La interpretación de Iosef conduce a su nombramiento como máximo administrador de Egipto, con toda la pompa y la autoridad que ello implica. Sólo en esos detalles hay un tono a cuento de hadas, a hombre que de un pozo asciende a lo máximo de la escala jerárquica en una sociedad determinada. Algo parecido a nuestro próximo gran héroe, Moshé, que de las aguas del Nilo se convierte en príncipe egipcio. Es casi obvio que toda la historia de Iosef y sus hermanos explica y prepara la historia de Moshé y su pueblo en los restantes cuatro libros del Pentateúco; no es una observación muy aguda pero hay que hacerla cuando uno lee estas maravillosas historias.

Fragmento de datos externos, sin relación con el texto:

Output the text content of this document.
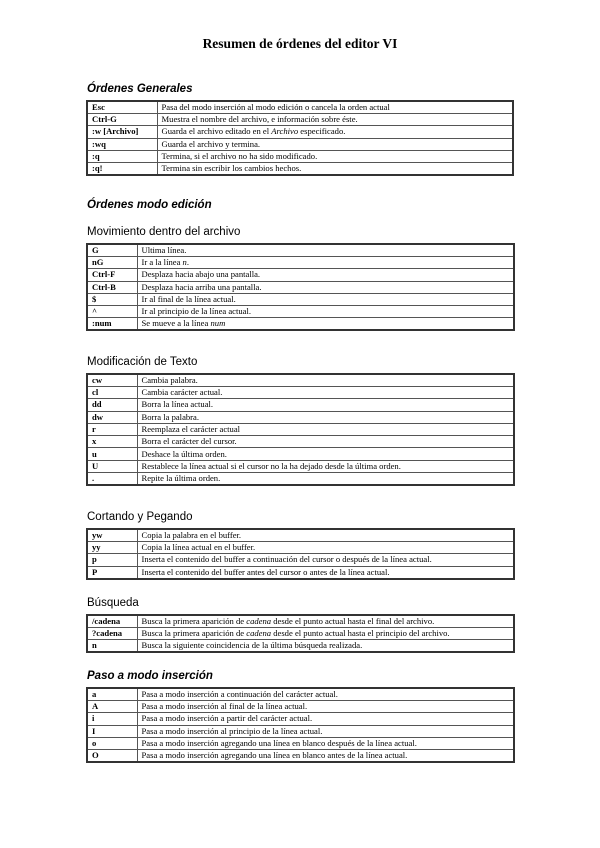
Resumen de órdenes del editor VI
Órdenes Generales
Esc	Pasa del modo inserción al modo edición o cancela la orden actual
Ctrl-G	Muestra el nombre del archivo, e información sobre éste.
:w [Archivo]	Guarda el archivo editado en el Archivo especificado.
:wq	Guarda el archivo y termina.
:q	Termina, si el archivo no ha sido modificado.
:q!	Termina sin escribir los cambios hechos.
Órdenes modo edición
Movimiento dentro del archivo
G	Ultima línea.
nG	Ir a la línea n.
Ctrl-F	Desplaza hacia abajo una pantalla.
Ctrl-B	Desplaza hacia arriba una pantalla.
$	Ir al final de la línea actual.
^	Ir al principio de la línea actual.
:num	Se mueve a la línea num
Modificación de Texto
cw	Cambia palabra.
cl	Cambia carácter actual.
dd	Borra la línea actual.
dw	Borra la palabra.
r	Reemplaza el carácter actual
x	Borra el carácter del cursor.
u	Deshace la última orden.
U	Restablece la línea actual si el cursor no la ha dejado desde la última orden.
.	Repite la última orden.
Cortando y Pegando
yw	Copia la palabra en el buffer.
yy	Copia la línea actual en el buffer.
p	Inserta el contenido del buffer a continuación del cursor o después de la línea actual.
P	Inserta el contenido del buffer antes del cursor o antes de la línea actual.
Búsqueda
/cadena	Busca la primera aparición de cadena desde el punto actual hasta el final del archivo.
?cadena	Busca la primera aparición de cadena desde el punto actual hasta el principio del archivo.
n	Busca la siguiente coincidencia de la última búsqueda realizada.
Paso a modo inserción
a	Pasa a modo inserción a continuación del carácter actual.
A	Pasa a modo inserción al final de la línea actual.
i	Pasa a modo inserción a partir del carácter actual.
I	Pasa a modo inserción al principio de la línea actual.
o	Pasa a modo inserción agregando una línea en blanco después de la línea actual.
O	Pasa a modo inserción agregando una línea en blanco antes de la línea actual.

Si algo podemos decir de Miketz es que es una parashá coherente. No hay desvíos ni textos que parezcan fuera de contexto, ajenos a la trama principal. Si bien hay elementos de tradición oral, como en toda la Torá, se siente más fuertemente el pulso firme de un escritor (o varios, no hace a la cosa). El estilo es cuidado y parejo, le trama ordenada, los sentimientos interiores de los personajes son explicitados… “Miketz” es una novela. Breve, primitiva tal vez, pero tiene todos los elementos tal como los definió E.M.Foster en “Aspects of the Novel”: una sucesión de eventos; un argumento; personajes; un narrador, un punto de vista. Podemos agregar que hay conflictos humanos explorados de una manera no acometida hasta ahora en el texto bíblico. Si no fuera ficción sino teatro, la historia de Iosef y sus hermanos bien podría ser algo parecido al “Rey Lear” de Shakespeare.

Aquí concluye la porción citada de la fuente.